First, I used Otsu’s method to extract background pixels from all of my images using a threshold intensity value of 50. This allowed me to look at the intensity distributions for breast tissue ONLY in fatty tissues or ONLY in dense tissue. I then used scipy.stats.mode to identify the mode (peak) of each type of tissue’s intensity distribution.

Here, fatty tissue had a peak at 140 and dense tissue had a peak at 176.

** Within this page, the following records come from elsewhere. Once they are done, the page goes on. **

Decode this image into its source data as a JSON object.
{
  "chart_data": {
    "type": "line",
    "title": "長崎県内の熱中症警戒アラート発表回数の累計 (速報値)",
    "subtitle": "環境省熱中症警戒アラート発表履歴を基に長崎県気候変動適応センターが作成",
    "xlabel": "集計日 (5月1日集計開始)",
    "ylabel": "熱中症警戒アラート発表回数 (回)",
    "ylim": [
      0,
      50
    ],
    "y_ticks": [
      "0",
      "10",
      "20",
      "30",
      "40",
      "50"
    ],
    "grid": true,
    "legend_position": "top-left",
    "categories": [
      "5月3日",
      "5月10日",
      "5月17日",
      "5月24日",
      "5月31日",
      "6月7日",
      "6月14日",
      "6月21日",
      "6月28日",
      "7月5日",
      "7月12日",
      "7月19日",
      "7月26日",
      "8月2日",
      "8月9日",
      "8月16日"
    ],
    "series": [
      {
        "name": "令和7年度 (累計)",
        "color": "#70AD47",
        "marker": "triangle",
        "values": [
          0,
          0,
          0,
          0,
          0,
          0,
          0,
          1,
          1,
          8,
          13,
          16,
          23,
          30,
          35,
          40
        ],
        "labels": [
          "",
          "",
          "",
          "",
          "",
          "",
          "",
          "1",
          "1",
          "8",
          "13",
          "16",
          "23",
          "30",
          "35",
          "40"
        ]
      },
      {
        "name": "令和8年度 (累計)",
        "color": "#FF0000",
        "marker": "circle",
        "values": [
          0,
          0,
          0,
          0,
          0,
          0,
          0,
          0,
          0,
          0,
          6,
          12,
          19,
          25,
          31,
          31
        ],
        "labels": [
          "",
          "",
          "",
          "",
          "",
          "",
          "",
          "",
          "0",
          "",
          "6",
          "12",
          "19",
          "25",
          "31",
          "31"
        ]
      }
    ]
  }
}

I then looped through all of the fatty/dense images and again using Otsu’s method with an intensity threshold of 50 to extract background. I then calculated how far each image’s peak was from the peaks of the fatty and dense tissue distributions. Finally, which difference is smaller determines what type of tissue my image most likely is.

In [0]:
## Next, experiment with different cut-off intensity thresholds to try to separate the background of the image
## From the histograms above, we might want to start with zero: 

thresh = 50

dense_bin = (dense > thresh) * 255
fatty_bin = (fatty > thresh) * 255

In [0]:
dense_bin

In [0]:
plt.imshow(dense_bin)

In [0]:
plt.imshow(fatty_bin)

Experiment with different values of 'thresh' above until you are satisfied that you are able to create a reasonable separation of tissue from background.

One image pre-processing trick you might try before binarizing is _smoothing_ which you perform with a gaussian filter. Try adding the following step before binarization: 

img_smooth = gaussian_filter(img, sigma = 5)

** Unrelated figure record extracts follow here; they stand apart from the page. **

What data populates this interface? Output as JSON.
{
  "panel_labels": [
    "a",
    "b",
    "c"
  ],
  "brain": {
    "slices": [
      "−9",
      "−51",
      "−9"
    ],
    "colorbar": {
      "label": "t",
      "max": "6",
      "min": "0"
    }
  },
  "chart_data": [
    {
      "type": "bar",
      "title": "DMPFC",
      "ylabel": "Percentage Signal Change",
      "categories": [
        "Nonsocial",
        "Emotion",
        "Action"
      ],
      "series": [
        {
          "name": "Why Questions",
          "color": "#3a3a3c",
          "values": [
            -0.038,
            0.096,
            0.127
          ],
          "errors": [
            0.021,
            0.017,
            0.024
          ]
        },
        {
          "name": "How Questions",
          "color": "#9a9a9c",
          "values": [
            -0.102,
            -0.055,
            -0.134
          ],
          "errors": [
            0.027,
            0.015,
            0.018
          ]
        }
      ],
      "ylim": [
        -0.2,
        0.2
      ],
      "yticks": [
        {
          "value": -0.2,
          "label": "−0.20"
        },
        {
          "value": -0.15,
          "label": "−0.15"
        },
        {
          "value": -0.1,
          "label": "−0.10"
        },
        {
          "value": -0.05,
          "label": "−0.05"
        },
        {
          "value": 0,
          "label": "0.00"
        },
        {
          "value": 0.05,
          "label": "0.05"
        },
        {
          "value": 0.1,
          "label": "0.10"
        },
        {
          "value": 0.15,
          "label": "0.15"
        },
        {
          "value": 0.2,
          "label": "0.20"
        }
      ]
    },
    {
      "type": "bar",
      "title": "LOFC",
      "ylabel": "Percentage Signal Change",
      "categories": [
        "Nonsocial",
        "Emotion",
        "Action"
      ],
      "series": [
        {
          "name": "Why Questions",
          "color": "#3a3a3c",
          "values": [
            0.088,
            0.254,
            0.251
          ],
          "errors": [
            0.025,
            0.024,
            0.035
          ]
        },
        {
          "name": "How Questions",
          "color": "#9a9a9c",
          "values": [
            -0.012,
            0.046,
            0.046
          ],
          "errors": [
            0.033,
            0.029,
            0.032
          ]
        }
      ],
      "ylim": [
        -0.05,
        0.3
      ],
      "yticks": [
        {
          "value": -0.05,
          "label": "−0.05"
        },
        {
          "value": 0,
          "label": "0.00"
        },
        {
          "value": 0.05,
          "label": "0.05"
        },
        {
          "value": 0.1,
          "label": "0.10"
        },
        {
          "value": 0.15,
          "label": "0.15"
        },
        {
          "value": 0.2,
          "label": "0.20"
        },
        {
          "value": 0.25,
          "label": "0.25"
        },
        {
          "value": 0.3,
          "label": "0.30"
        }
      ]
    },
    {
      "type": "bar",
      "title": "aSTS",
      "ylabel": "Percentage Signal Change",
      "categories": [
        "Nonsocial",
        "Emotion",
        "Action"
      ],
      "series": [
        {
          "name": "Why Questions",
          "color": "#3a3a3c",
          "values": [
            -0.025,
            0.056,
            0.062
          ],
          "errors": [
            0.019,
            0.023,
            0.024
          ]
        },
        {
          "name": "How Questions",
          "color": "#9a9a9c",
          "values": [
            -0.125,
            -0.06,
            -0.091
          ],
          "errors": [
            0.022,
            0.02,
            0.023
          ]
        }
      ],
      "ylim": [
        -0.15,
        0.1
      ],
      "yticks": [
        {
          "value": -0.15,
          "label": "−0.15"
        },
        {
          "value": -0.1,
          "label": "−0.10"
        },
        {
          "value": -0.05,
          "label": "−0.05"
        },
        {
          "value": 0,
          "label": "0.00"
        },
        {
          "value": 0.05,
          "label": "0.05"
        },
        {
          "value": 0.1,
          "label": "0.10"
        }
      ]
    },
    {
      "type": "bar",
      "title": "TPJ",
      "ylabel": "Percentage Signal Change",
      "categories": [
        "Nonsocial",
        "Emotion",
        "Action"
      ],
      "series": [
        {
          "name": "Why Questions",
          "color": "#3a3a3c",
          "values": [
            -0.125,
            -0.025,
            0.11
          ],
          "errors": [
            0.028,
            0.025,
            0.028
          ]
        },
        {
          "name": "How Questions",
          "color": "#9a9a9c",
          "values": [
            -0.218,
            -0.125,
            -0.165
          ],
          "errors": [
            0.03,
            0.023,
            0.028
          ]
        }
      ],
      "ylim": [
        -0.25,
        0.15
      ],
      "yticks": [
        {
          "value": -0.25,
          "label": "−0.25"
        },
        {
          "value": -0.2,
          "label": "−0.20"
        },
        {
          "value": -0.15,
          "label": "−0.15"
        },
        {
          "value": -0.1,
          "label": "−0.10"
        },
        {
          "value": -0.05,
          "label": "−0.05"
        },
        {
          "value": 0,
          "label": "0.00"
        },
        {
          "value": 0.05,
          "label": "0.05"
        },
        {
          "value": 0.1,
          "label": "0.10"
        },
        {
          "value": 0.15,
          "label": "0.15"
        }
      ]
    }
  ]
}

Where changing the value of _sigma_ will change the amount of smoothing. 

## Once you have chosen your value of threshold, let's use it to see if we can classify dense v. fatty breast tissue: 

In [0]:
dense_smooth = gaussian_filter(dense, sigma = 3)
plt.imshow(dense_smooth)

In [0]:
## Let's first get all of the intensity values of the breast tissue for our fatty breast images using the
## segmentation method above: 
thresh = 50

fatty_imgs = glob.glob(os.path.join(dir,"fatty/*"))
dense_imgs = glob.glob(os.path.join(dir,"dense/*"))

In [0]:
fatty_intensities = []

for i in fatty_imgs: 
    
    img = plt.imread(i)
    img_mask = (img > thresh)
    fatty_intensities.extend(img[img_mask].tolist())

In [0]:
fatty_intensities

In [0]:
x = plt.hist(fatty_intensities,bins=256)

In [0]:
dense_intensities = []

for i in dense_imgs: 
    
    img = plt.imread(i)
    img_mask = (img > thresh)
    dense_intensities.extend(img[img_mask].tolist())

In [0]:
x = plt.hist(dense_intensities,bins=256)

In [0]:
scipy.stats.mode(fatty_intensities)[0][0]

In [0]:
scipy.stats.mode(dense_intensities)[0][0]

In [0]:
for i in fatty_imgs: 
    
    img = plt.imread(i)
    img_mask = (img > thresh)
    
    fatty_delta = scipy.stats.mode(img[img_mask])[0][0] - scipy.stats.mode(fatty_intensities)[0][0]
    dense_delta = scipy.stats.mode(img[img_mask])[0][0] - scipy.stats.mode(dense_intensities)[0][0]
    
    if (np.abs(fatty_delta) < np.abs(dense_delta)):
        print("Fatty")
    else:
        print("Dense")

In [0]:
for i in dense_imgs: 
    
    img = plt.imread(i)
    img_mask = (img > thresh)
    
    fatty_delta = scipy.stats.mode(img[img_mask])[0][0] - scipy.stats.mode(fatty_intensities)[0][0]
    dense_delta = scipy.stats.mode(img[img_mask])[0][0] - scipy.stats.mode(dense_intensities)[0][0]
    
    if (np.abs(fatty_delta) < np.abs(dense_delta)):
        print("Fatty")
    else:
        print("Dense")

Just by using this method, we're able to get 100% accuracy on dense images and 70% accuracy on fatty images! Now, we 'trained' on the same set of images that we validated on, so in order to be confident in this algorithm we need to validated on a separate held out set, which we'll learn about in the next lesson.